Она бессильно прислонилась к стене. Он продолжал:
— Ничего не говори, я знаю, что ты хочешь сказать, знаю каждое слово. Но слова — бессмысленны. Я знаю, что мне, наверное, должно быть стыдно. И мне стыдно. Я знаю, что ты симпатизировала и доверяла мне, потому что мы были друзьями. Наша дружба была такой чистой, и, конечно, теперь ты вправе презирать меня.
Она стояла у стены неподвижно.
— Когда ты вошла, я хотел выпроводить тебя. Но если бы ты ушла, я побежал бы следом за тобой. Я думал, что не скажу тебе ни слова, не подозревал, что признаюсь тебе в любви. Я знаю, что ты лучше бы отнеслась ко мне, если бы я сказал, что ненавижу тебя.
Кира по-прежнему молча стояла у стены. В ее расширившихся глазах была не жалость к нему, а мольба о сострадании.
— Ты напугана? Теперь ты понимаешь, почему я не мог смотреть тебе в глаза? Я знал, как ты относишься ко мне и что никогда не полюбишь. Я знал, что ты сказала бы, и даже представлял твой взгляд. Когда это началось? Не знаю. Зато знаю наверняка, что это должно кончиться, потому что это — невыносимо для меня. Видеть тебя, улыбаться, говорить о будущем человечества — и ждать, когда твоя рука коснется моей. Я думал о твоих ногах, бегущих по песку, о том, как играл свет на твоей шее и о том, как твоя юбка развевалась на ветру. Рассуждать о смысле жизни — и лелеять надежду увидеть твою грудь в глубоком вырезе платья!..
— Андрей… не надо… — прошептала она.
Его слова не были признанием в любви, а скорее признанием в преступлении.

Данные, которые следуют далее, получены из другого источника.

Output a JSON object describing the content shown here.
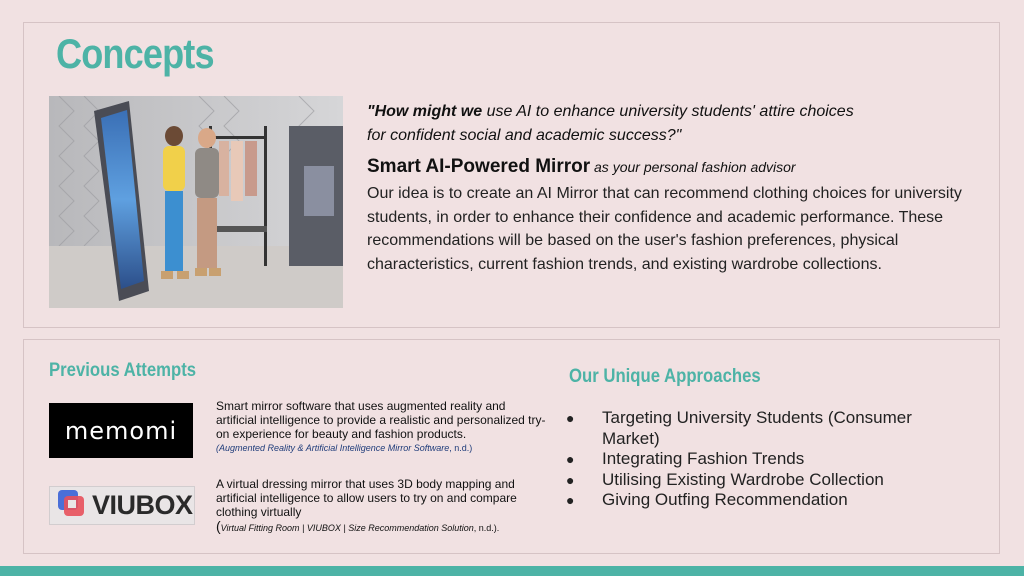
{
  "title": "Concepts",
  "question": {
    "lead": "\"How might we",
    "rest": " use AI to enhance university students' attire choices",
    "line2": "for confident social and academic success?\""
  },
  "mirror": {
    "name": "Smart AI-Powered Mirror",
    "subtitle": " as your personal fashion advisor",
    "description": "Our idea is to create an AI Mirror that can recommend clothing choices for university students, in order to enhance their confidence and academic performance. These recommendations will be based on the user's fashion preferences, physical characteristics, current fashion trends, and existing wardrobe collections."
  },
  "previous": {
    "heading": "Previous Attempts",
    "memomi": {
      "logo_text": "memomi",
      "description": "Smart mirror software that uses augmented reality and artificial intelligence to provide a realistic and personalized try-on experience for beauty and fashion products.",
      "cite_open": "(",
      "cite_title": "Augmented Reality & Artificial Intelligence Mirror Software",
      "cite_tail": ", n.d.)"
    },
    "viubox": {
      "logo_text": "VIUBOX",
      "description": "A virtual dressing mirror that uses 3D body mapping and artificial intelligence to allow users to try on and compare clothing virtually",
      "cite_open": "(",
      "cite_title": "Virtual Fitting Room | VIUBOX | Size Recommendation Solution",
      "cite_tail": ", n.d.)."
    }
  },
  "unique": {
    "heading": "Our Unique Approaches",
    "bullet": "●",
    "items": [
      "Targeting University Students (Consumer Market)",
      "Integrating Fashion Trends",
      "Utilising Existing Wardrobe Collection",
      "Giving Outfing Recommendation"
    ]
  },
  "colors": {
    "accent": "#4db3a6",
    "background": "#f1e1e2",
    "citation": "#1f3c7a"
  },
  "icons": [
    "viubox-mark-icon"
  ]
}
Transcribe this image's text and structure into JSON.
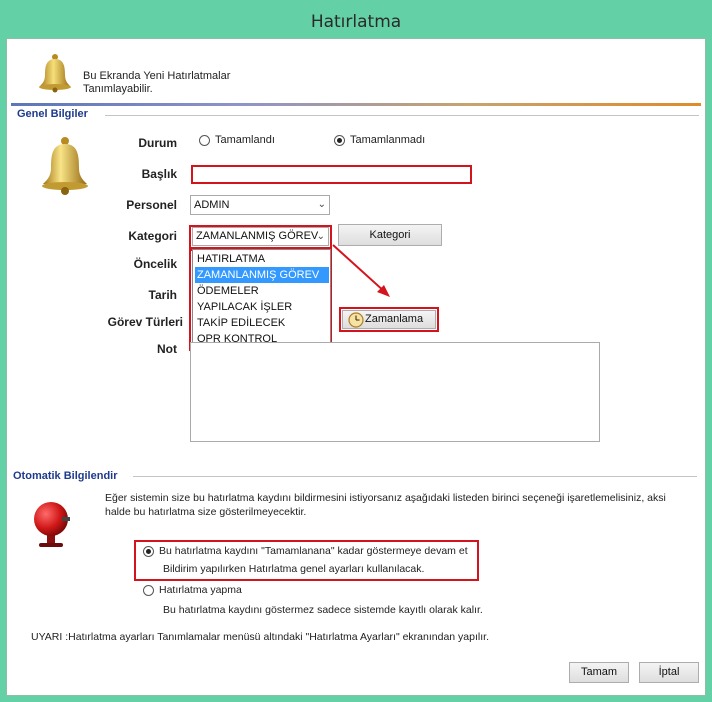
{
  "window": {
    "title": "Hatırlatma"
  },
  "header": {
    "line1": "Bu Ekranda Yeni Hatırlatmalar",
    "line2": "Tanımlayabilir."
  },
  "general": {
    "group_title": "Genel Bilgiler",
    "durum_label": "Durum",
    "radio_done": "Tamamlandı",
    "radio_not_done": "Tamamlanmadı",
    "baslik_label": "Başlık",
    "baslik_value": "",
    "personel_label": "Personel",
    "personel_value": "ADMIN",
    "kategori_label": "Kategori",
    "kategori_value": "ZAMANLANMIŞ GÖREV",
    "kategori_button": "Kategori",
    "oncelik_label": "Öncelik",
    "tarih_label": "Tarih",
    "gorev_label": "Görev Türleri",
    "zamanlama_button": "Zamanlama",
    "not_label": "Not",
    "not_value": ""
  },
  "kategori_options": [
    "HATIRLATMA",
    "ZAMANLANMIŞ GÖREV",
    "ÖDEMELER",
    "YAPILACAK İŞLER",
    "TAKİP EDİLECEK",
    "OPR KONTROL"
  ],
  "auto": {
    "group_title": "Otomatik Bilgilendir",
    "description_line1": "Eğer sistemin size bu hatırlatma kaydını bildirmesini istiyorsanız aşağıdaki listeden birinci seçeneği işaretlemelisiniz, aksi",
    "description_line2": "halde bu hatırlatma size gösterilmeyecektir.",
    "option1_line1": "Bu hatırlatma kaydını \"Tamamlanana\" kadar göstermeye devam et",
    "option1_line2": "Bildirim yapılırken Hatırlatma genel ayarları kullanılacak.",
    "option2_label": "Hatırlatma yapma",
    "option2_desc": "Bu hatırlatma kaydını göstermez sadece sistemde kayıtlı olarak kalır.",
    "warning": "UYARI :Hatırlatma ayarları Tanımlamalar menüsü altındaki \"Hatırlatma Ayarları\" ekranından yapılır."
  },
  "footer": {
    "ok_button": "Tamam",
    "cancel_button": "İptal"
  },
  "colors": {
    "window_frame": "#63d1a5",
    "highlight_red": "#d3141d",
    "selection_blue": "#3399ff",
    "group_title": "#1e3a8c"
  }
}
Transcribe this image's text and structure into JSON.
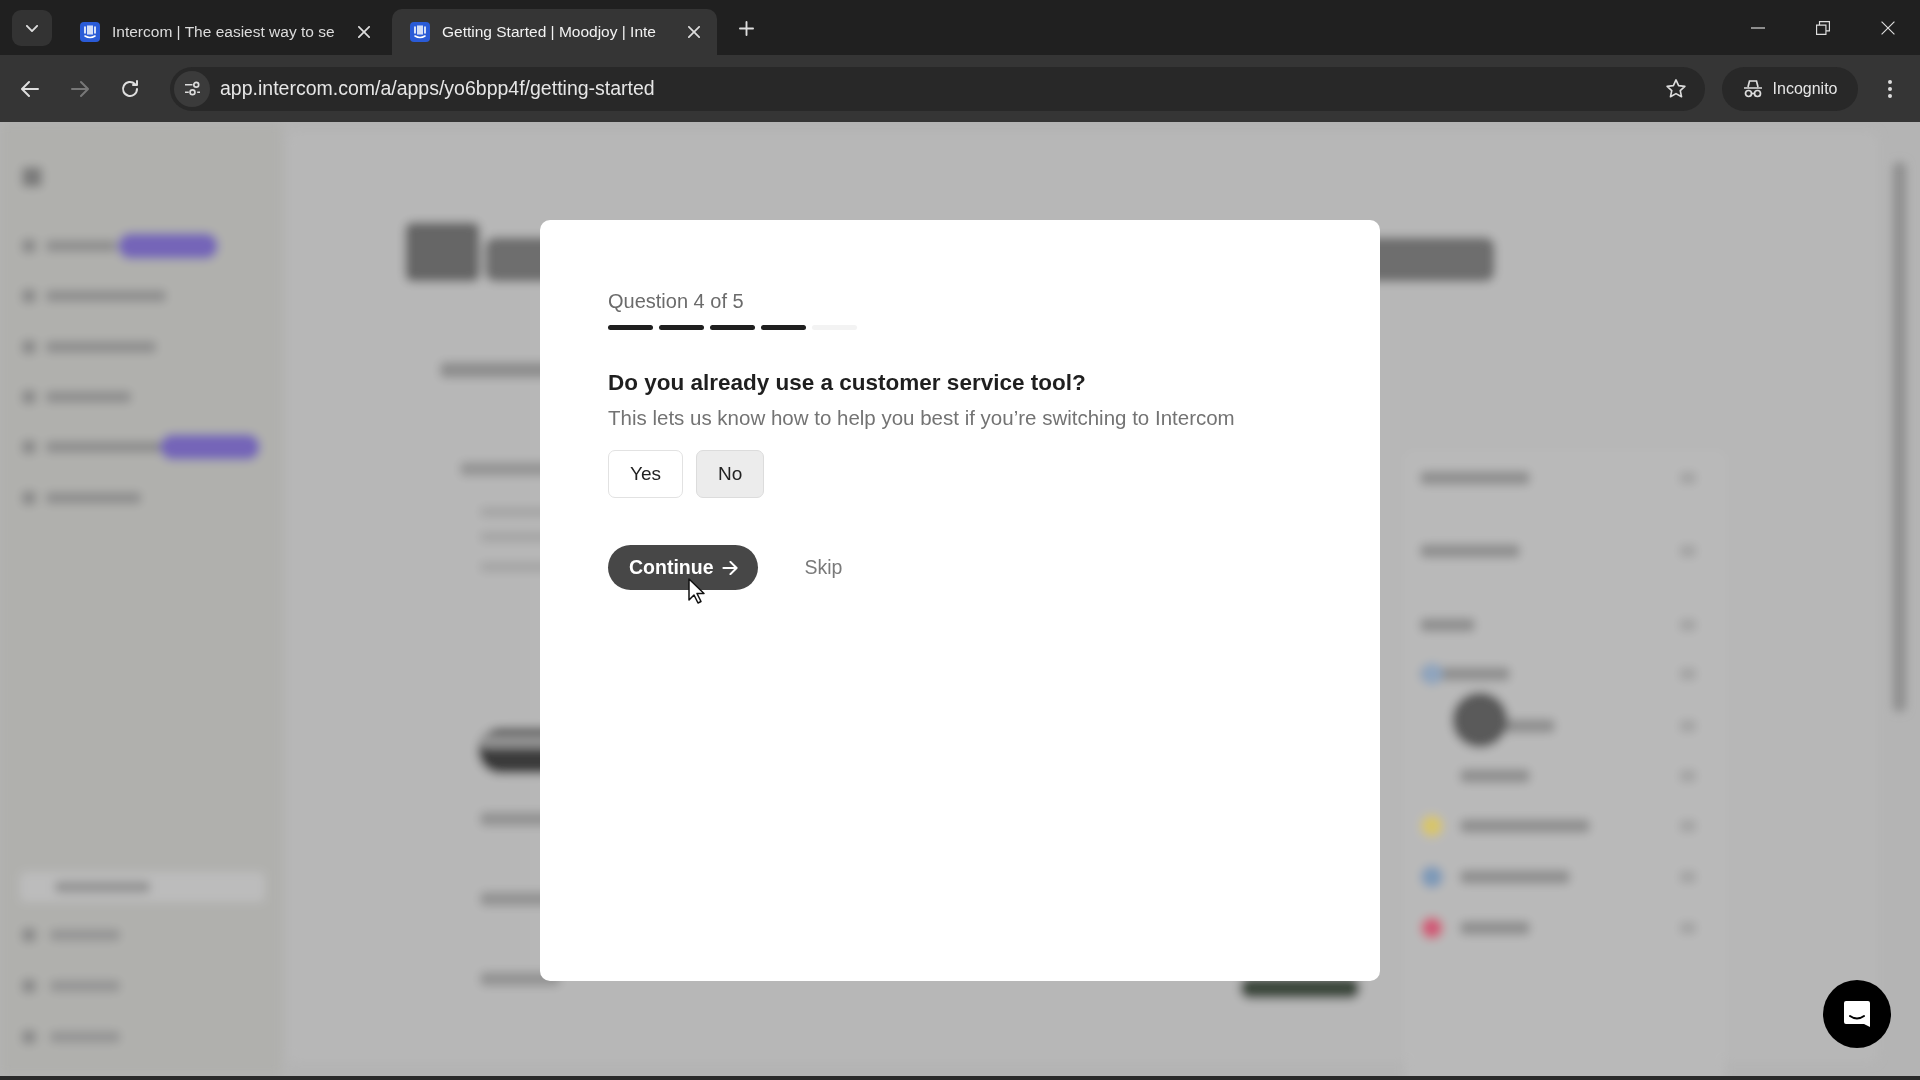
{
  "browser": {
    "tabs": [
      {
        "title": "Intercom | The easiest way to se",
        "selected": false
      },
      {
        "title": "Getting Started | Moodjoy | Inte",
        "selected": true
      }
    ],
    "forward_disabled": true,
    "address": "app.intercom.com/a/apps/yo6bpp4f/getting-started",
    "profile": "Incognito"
  },
  "dialog": {
    "progress_label": "Question 4 of 5",
    "steps": [
      {
        "done": true
      },
      {
        "done": true
      },
      {
        "done": true
      },
      {
        "done": true
      },
      {
        "done": false
      }
    ],
    "question": "Do you already use a customer service tool?",
    "hint": "This lets us know how to help you best if you’re switching to Intercom",
    "options": [
      {
        "label": "Yes",
        "highlighted": false
      },
      {
        "label": "No",
        "highlighted": true
      }
    ],
    "continue": "Continue",
    "skip": "Skip"
  }
}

— Зачем я тебе все это говорю? Я и сам не знаю. Мне кажется, что это всего лишь сон. Я так долго носил эти слова в себе! Тебе не следовало приходить сюда. Я не друг тебе. Может, тебе это больно слышать, но мне все равно. Я… хочу тебя! Теперь все!
— Андрей. Я… не знала…
— Я не хотел, чтобы ты знала. Я хотел все прекратить и больше не видеться с тобой. Ты не знаешь, что со мной творилось. Однажды мы делали обыск. Мы арестовали одну женщину. Она каталась у меня в ногах, умоляя о пощаде. А я думал о тебе и представил, что это ты валяешься там, на полу, в ночной рубашке, крича о пощаде, как много месяцев кричал я. Я сознавал, что будь это ты, я овладел бы тобой прямо там, на полу, если бы не остальные. Потом я застрелил бы тебя и застрелился сам, мне было бы на все наплевать — ведь это было бы уже потом. Я понял, что мог бы арестовать тебя однажды ночью, увезти куда-нибудь и там овладеть тобой. Я мог это сделать. Я засмеялся и пнул ту женщину ногой. Мои люди никогда не видели меня таким. Они увезли ее в тюрьму, а я, выдумав причину, пошел домой один, думая о тебе… Не бойся, я никогда такого не сделаю… Мне даже нечего тебе предложить. Я не могу посвятить тебе свою жизнь. Моя жизнь — это двадцать восемь лет того, к чему ты испытываешь презрение. А ты… ты воплощаешь все, что я должен бы ненавидеть, но я хочу тебя. Я отдал бы все, что имею и что когда-нибудь мог бы иметь, за то, что ты никогда не сможешь мне дать!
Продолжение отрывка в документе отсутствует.